Robert Skinner, interim executive director of the Canada School of Energy and Environment, scoffs at the criticism. He points to northern Alberta’s harsh climate that severely restricts the opportunity window when on-site testing can occur. Moreover, the capital requirements are immense, with each test well costing millions. Moreover, with billions of dollars at risk, project developers often prefer to stick with the tried-and-true than with the sleek-and-new.
Then there are the conflicting interests of the many parties involved in innovation. Skinner describes the oil sands as “big skunk work” with lots of experimentation and trial and error hiccups. But when oil prices head south, enthusiasm for expensive experiments drops quickly. “Then the beakers [Skinner’s name for innovators] get shoved aside by the production engineers who are under pressure to show numbers for the next quarterly results.
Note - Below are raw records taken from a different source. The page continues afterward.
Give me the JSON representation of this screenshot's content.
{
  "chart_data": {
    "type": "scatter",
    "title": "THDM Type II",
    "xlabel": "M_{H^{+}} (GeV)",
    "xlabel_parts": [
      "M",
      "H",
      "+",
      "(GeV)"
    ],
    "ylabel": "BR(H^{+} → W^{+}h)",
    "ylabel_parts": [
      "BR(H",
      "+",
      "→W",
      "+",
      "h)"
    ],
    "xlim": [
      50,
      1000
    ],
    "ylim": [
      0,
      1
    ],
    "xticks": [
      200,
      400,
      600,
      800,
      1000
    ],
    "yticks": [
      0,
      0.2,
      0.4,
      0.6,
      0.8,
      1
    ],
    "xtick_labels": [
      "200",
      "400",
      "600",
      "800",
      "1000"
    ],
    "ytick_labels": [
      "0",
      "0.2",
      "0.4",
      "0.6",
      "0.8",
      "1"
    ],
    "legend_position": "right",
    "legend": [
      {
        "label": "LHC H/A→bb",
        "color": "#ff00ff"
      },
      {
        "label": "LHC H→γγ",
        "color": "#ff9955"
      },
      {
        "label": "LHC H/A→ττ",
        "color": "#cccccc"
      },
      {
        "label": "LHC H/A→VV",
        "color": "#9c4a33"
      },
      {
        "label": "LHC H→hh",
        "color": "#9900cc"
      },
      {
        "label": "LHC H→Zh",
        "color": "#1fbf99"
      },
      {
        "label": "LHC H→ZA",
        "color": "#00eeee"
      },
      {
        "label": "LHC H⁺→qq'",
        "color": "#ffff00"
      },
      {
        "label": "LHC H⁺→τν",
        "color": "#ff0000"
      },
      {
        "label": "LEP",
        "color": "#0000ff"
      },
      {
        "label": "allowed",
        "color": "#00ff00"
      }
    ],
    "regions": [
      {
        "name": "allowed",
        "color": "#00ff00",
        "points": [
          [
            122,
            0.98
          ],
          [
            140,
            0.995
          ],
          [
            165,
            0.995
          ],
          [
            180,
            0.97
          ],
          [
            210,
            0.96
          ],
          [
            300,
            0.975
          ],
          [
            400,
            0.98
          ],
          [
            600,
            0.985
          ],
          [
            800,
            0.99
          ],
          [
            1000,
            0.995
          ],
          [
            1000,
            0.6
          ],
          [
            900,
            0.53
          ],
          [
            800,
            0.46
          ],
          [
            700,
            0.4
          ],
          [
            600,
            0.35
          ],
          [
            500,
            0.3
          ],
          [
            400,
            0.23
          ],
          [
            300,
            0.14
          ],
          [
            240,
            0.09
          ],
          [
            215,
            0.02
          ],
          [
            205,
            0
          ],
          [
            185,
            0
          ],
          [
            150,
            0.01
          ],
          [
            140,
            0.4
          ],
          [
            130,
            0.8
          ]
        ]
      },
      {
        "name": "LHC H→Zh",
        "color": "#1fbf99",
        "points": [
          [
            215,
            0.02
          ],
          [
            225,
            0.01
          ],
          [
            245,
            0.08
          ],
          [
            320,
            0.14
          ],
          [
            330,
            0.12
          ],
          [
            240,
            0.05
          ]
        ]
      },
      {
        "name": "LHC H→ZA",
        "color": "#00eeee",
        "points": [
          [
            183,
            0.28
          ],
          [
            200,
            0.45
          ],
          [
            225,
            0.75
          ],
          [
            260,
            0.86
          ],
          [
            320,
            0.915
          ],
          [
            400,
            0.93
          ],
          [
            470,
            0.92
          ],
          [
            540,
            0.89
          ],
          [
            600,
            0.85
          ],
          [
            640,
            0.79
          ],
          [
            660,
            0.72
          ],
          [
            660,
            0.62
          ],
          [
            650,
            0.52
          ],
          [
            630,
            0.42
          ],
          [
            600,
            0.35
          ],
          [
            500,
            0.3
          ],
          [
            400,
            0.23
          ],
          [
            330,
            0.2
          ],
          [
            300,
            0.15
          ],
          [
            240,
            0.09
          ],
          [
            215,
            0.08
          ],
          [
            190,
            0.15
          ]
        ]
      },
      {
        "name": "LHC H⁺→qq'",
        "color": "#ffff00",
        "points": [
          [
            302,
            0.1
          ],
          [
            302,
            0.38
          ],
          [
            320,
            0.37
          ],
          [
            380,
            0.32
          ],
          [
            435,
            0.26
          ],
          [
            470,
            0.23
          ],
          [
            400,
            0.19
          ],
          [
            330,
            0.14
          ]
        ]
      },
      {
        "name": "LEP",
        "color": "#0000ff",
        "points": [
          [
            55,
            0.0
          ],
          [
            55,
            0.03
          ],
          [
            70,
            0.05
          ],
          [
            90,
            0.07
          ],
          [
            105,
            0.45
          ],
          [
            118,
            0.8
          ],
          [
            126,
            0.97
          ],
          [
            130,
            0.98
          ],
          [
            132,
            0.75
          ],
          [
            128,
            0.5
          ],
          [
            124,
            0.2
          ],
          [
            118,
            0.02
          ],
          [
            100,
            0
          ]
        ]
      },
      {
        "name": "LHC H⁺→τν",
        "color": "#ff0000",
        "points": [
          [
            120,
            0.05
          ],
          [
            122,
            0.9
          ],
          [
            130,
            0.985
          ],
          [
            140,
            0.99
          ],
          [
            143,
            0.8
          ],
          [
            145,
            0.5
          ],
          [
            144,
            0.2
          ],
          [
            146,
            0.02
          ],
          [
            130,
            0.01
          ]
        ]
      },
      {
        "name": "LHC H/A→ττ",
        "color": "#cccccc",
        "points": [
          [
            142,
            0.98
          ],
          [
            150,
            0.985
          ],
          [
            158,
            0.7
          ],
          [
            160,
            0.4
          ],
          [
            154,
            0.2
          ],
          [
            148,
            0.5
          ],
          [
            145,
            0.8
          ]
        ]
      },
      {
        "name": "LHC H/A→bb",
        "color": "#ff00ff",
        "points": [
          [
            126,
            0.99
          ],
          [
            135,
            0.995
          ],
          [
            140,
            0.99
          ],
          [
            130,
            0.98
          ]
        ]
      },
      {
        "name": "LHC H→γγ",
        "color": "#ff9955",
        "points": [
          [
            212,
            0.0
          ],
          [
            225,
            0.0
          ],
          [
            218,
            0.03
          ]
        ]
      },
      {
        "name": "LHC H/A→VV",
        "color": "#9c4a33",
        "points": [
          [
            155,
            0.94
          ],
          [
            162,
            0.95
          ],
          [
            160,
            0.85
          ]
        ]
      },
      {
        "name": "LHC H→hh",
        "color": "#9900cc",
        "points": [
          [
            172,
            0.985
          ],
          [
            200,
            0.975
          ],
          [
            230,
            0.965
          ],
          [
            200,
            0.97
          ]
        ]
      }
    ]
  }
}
And investors themselves are not out there thinking about the latest twist on some SAGD wellhead configuration. Investors don’t care about that.”
At the end of the day, funding such innovation only makes sense if oil sands projects bring adequate levels of risk-adjusted investment returns. Today this depends largely on how effectively bitumen crude shippers can access prime markets. Thanks in no small measure to SAGD (and its technological cousins like cyclic steam stimulation), cumulative oil sands production is projected to reach 5.2 million barrels per day by 2030. That forecast may prove too optimistic if takeaway infrastructure is not put in place. On the other hand, if producers can get premium prices and thereby smartly boost netbacks, the development pace of in situ recovery innovation is poised to barrel full steam ahead.
* February 12, 2014: An earlier version of this article incorrectly attributed development of thermal-assisted gravity drainage. Athabasca Oil Corporation is the actual developer and patent-holder of this technology. Alberta Oil magazine regrets the error.